The grace of metaphysics
Valter Hugo Mãe
- Art is a pure manifestation of metaphysics, an essential dimension that alludes to what is insinuated in the matter, but it is above all longing for spirit, some kind of simulation of the soul to give us the true size of existence and possible transcendence. I begin by noting this brief possibility because the “machine for stealing metaphysics” invented in my novel comes to mind, through which I meditate about that certain spirituality of those who are not believers, but who inevitably conceive how the essence of the deepest idea of life necessarily becomes a stronghold of the immaterial. “The machine of making Spaniards” is a study for the disappearance and it is by moderating the anguish that tries to accept that much of what we mean and do is aimed to the eternal (to the physical, present, current and even useful) except for ourselves. We are the perishable, ephemeral side of the idea of eternity. We are the raw matter of eternity and its fuel and waste. But it is in this narrative that endures and surpasses time, even if only for some time, that we read what can grant justice to the evidence of being alive and what can bring revelation to appease our drift and even offence due to no cure nor guarantee of wholeness or happiness. There is no possible way not to die and suffer until then.
- I wrote this novel as a bizarre response to my father’s death, which happened on January 9th, 2000, when he was almost 59 years old. I wanted to make up the rest of time and transcendence for him, which is that of taking a little longer in this narrative that precedes us and will survive us. And I wanted what we want from all artworks, that the book would make up a fantasy to accompany me, a sort of father made of pages and that would still speak, still have an address, still be an active equation, impossible to despise. Of course it worked. This novel, which does not tell my father’s life but imagines an older man like my father might have been, is Mr Jorge Lemos with a title on the cover, a body of paper that multiplies on demand.

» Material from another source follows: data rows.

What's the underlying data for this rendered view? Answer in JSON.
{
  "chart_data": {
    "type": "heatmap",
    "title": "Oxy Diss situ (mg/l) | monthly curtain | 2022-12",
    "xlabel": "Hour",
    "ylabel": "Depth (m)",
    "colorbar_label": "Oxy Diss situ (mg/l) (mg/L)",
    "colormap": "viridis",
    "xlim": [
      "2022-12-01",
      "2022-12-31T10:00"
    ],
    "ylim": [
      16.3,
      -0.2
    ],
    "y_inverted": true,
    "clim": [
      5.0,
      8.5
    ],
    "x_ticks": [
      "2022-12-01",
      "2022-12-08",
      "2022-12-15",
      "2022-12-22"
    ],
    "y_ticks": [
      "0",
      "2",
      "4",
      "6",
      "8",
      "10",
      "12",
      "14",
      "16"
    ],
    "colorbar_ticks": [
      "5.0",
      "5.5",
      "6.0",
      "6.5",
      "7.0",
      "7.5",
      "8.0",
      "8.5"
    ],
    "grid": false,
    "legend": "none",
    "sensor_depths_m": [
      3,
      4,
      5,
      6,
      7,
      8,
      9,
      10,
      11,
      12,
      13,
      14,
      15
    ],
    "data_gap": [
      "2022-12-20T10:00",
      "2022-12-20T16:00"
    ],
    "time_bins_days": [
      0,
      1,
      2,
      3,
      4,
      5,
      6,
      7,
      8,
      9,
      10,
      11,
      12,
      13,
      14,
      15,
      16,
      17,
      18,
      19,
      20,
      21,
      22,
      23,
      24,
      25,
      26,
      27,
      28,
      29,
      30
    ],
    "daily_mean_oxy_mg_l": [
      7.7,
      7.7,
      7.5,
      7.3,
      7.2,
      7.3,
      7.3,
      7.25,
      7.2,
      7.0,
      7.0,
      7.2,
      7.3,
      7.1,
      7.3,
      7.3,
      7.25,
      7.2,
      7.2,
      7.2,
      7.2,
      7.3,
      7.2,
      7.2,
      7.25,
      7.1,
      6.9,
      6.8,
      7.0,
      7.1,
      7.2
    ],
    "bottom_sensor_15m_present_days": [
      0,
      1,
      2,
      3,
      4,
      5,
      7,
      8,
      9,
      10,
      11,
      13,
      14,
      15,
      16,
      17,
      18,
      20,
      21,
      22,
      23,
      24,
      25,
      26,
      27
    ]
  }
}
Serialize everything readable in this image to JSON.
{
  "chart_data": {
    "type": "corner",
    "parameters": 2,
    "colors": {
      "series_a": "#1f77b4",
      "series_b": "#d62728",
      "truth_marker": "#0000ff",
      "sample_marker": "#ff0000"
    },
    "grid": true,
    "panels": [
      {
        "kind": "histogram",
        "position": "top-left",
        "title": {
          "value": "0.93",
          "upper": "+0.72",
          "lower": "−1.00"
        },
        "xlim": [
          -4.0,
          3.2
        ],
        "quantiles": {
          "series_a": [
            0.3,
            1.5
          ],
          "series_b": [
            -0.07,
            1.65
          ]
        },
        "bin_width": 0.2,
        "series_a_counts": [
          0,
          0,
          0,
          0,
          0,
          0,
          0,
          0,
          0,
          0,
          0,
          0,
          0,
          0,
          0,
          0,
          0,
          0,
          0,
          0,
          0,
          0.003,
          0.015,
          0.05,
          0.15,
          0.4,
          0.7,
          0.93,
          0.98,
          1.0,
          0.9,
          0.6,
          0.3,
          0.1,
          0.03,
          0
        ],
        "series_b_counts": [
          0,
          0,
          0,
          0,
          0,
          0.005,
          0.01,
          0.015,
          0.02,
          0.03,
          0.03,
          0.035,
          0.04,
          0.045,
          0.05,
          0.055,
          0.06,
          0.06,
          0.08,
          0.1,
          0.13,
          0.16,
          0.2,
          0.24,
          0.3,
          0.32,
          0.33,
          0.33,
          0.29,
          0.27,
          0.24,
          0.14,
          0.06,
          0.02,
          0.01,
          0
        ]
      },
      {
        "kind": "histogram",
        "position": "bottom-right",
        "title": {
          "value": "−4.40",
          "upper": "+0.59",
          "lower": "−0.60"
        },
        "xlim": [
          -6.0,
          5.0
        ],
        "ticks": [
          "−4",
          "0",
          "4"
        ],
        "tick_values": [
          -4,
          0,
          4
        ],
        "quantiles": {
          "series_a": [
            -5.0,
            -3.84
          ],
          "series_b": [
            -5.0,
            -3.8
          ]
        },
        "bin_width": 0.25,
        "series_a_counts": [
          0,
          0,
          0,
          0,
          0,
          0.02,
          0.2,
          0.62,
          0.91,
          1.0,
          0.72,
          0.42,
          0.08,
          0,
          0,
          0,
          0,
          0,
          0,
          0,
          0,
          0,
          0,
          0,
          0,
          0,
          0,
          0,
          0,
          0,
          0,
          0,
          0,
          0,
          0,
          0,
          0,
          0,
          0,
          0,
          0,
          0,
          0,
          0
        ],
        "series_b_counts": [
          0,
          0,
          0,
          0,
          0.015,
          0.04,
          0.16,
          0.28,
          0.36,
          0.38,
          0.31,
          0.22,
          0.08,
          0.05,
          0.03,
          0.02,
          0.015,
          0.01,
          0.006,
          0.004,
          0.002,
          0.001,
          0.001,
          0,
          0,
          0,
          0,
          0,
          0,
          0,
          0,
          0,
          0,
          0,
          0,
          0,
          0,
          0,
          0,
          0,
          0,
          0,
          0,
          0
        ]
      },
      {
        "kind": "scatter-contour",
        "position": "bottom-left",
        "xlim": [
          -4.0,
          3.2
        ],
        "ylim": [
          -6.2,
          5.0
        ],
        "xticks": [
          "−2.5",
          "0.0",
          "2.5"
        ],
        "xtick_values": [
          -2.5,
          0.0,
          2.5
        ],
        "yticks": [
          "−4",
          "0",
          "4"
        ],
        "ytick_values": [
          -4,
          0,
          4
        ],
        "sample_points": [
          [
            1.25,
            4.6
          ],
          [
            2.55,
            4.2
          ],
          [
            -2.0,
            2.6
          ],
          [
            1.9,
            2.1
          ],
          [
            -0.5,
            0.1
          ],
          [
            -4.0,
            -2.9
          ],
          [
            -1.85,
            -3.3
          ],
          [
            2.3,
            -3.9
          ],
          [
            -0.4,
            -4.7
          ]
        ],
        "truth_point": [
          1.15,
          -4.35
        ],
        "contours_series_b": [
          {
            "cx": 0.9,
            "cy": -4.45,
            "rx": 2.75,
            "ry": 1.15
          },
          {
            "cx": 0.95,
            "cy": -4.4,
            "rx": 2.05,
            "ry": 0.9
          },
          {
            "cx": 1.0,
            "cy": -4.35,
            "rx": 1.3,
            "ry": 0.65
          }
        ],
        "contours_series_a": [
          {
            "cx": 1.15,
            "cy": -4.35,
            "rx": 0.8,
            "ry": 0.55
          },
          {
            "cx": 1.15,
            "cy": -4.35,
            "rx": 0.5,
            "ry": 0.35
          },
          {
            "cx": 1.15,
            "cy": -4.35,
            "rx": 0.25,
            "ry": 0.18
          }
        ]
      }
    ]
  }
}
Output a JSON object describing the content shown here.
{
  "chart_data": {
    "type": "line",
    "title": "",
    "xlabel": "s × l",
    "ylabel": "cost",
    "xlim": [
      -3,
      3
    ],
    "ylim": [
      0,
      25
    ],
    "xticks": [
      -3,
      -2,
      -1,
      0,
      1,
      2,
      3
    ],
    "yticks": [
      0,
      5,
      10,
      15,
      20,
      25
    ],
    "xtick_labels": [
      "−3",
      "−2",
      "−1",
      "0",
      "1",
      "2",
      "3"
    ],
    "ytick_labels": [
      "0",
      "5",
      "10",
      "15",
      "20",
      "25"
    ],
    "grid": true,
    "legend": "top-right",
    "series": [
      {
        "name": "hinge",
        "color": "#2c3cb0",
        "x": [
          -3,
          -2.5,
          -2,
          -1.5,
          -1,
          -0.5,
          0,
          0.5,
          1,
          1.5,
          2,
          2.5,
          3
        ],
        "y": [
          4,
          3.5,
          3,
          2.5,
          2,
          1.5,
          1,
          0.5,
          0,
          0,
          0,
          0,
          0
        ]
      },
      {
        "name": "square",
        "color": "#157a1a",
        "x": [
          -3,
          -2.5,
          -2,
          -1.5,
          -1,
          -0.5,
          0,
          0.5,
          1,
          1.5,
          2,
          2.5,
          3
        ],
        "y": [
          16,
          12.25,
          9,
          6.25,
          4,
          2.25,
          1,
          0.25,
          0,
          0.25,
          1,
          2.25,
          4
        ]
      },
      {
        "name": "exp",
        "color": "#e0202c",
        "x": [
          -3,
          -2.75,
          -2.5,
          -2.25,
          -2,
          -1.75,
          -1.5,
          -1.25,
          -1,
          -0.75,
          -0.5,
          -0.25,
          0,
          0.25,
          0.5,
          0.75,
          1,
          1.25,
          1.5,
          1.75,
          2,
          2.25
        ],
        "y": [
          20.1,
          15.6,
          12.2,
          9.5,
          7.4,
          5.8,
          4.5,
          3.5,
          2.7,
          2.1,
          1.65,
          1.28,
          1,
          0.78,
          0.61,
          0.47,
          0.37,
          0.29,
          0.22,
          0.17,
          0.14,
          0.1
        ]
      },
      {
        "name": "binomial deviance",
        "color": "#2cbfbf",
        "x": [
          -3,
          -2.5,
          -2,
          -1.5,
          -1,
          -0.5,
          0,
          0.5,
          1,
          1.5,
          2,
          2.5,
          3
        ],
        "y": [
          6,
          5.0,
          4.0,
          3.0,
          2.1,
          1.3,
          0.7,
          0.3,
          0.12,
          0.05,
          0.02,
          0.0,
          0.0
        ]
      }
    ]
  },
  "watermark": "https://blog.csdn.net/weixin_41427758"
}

- For an author, his own books are thought of as indistinguishable from the rest of reality. They are truly seasons of life. They behave as profound periods of meditation and growth, they correspond to an education and an expenditure of life that we come to identify with. They turn out to be all autobiographical, events from our most genuine biography that disregard the factual lie they can tell and give themselves away as a whole, another truth, which no longer can be a lie because it exists, it is summoned in the text. The reader is someone who seeks to observe that vast, I would say infinite, mental and emotional space that the book evokes, and he needs to meddle, confuse, with the author so that the reading is also possible, plausible, making his biography too. However, it is in the intrusion of another creation that the work finds its most extensive dimension, its most fearsome and appetizing effect at the same time. When the work is material for another work, unfolded by the sensibility of another creator, the author is placed before his own life and death. He is brought to the place where his effect operates and, in a way, surpasses it. This exhibition is, therefore, in some sense, a sign of my death.
- I saw a face drawn by Juan Domingues on a website and couldn’t believe the way the hair was three-dimensional, rising above the glass of the screen as if the light could actually be touched. It was the profile face of a young, beautiful woman, and there was some wetness effect, the wet hair passing in front of her eyes. It was a long time ago. I wrote, in the sentimental balance I proposed to do at the end of December, that that image of Juan Domingues was the one that most struck me that year. The work that most inscribed itself in my spirit, asking for an answer as if it were asking me something, even though I may never understand what. I remember thinking that the hair in Juan Domingues’ drawings could only be related to that of Salomé drawn by Master José Rodrigues.
Today, it is with profound wonder that I witness Juan Domingues’ giant vision from my novel. The same inexplicable capacity, the poeticism of the line, the emotiveness in the looks, Juan Domingues’ figures are all proof of humidity, there is almost a sweat in their skins so present, intense, made of what convinces us that they are real people. It’s pretty amazing how he does it. I see the height of the great masters of yesteryear, the timeless options, the rigour of forms, the fearless sincerity in human representation. My book is more than magnified by the opportunity to become visual, it is alive. It has come out of the word and is closer to the physical, to that longing, as I was saying at the beginning, of being present, material, being forever.
There is something calligraphic about the way Juan Domingues approaches the image. Drawing is a very assumed structure, we see it and sense it in the bones of all the pieces and this is an immediate relative of the same gesture that seeks the letter, the word. The mastery of drawing is the mastery of all forms as if it were the precise engineering perception of the world. It is much as one would wish the power of a sentence to reveal with all possible lucidity all that is hidden and to be, after all, an agent of the world. I feel we are searching for the same mystery. Creating our poem but using the rigour available in our ideas. As if we armed ourselves with doubts to risk conquering even the slightest certainty. Even if only the certainty that it was all worthwhile.